Design: Retrospective analysis of prospectively collected data.
Setting: Surgical population of the southwest of England, April 1996 and August 2000.
Study group: Data on 3578 consecutive patients undergoing CABG at the Bristol Royal Infirmary NHS Trust were abstracted. Data were retrieved from the Patient Analysis & Tracking System. Carstairs index was used to measure socioeconomic deprivation of area of residence and was divided into five quintiles, where quintile 1 denotes least deprived and 5 most deprived.
Outcome measures: End points were postoperative complications and 30 day mortality.

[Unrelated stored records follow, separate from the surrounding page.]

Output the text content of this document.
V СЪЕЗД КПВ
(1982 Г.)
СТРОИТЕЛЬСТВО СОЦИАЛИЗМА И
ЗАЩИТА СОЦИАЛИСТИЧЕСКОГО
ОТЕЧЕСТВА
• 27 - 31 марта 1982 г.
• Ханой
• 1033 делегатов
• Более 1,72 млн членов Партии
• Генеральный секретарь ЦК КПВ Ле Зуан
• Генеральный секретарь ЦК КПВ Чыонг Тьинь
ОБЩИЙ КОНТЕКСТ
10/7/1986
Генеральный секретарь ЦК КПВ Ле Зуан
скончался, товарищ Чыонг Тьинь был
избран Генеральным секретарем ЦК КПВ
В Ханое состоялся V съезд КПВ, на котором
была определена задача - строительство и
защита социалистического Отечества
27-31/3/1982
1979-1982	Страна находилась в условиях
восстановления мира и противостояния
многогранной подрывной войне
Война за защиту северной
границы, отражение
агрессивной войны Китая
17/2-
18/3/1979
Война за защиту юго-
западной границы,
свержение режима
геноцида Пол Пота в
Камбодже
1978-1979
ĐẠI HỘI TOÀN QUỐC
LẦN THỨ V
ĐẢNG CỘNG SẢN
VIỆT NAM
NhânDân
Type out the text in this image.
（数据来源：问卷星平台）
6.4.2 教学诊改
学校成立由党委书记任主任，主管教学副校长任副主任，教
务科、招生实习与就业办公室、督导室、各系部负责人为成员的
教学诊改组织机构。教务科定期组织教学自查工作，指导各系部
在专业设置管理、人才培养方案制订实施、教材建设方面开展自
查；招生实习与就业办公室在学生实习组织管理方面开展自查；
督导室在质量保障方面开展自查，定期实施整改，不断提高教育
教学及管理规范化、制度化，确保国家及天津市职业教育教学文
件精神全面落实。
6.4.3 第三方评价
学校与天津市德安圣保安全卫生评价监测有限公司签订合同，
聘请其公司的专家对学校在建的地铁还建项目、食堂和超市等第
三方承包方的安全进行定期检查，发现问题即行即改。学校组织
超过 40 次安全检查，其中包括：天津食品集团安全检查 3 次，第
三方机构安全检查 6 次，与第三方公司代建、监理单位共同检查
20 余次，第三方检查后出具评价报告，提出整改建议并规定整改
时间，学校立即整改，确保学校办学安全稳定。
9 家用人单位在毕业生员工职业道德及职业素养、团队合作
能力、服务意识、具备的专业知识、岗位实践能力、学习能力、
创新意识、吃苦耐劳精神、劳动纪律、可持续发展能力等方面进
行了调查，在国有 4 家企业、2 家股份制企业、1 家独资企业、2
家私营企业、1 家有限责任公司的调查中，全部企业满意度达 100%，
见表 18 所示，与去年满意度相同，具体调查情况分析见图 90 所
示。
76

Results: Higher deprivation scores were associated with younger age (p < 0.004), greater body mass index, diabetes, smoking at time of surgery, and higher EuroSCOREs (all p ⩽ 0.001). After adjustment for EuroSCORE, socioeconomic deprivation was independently associated with postoperative myocardial infarction (p = 0.05) and combined postoperative myocardial infarction, stroke, and death (p = 0.016). Hospital length of stay for the patients in the highest quintiles was also significantly longer than for those in the lower quintiles (p = 0.04).
Conclusion: Patients undergoing CABG living in areas with high deprivation scores are younger, have more clinical risk factors, and experience more postoperative cardiovascular complications than patients living in low deprivation score areas.
F C Taylor and R Ascione contributed equally to this study and are co-principal investigators.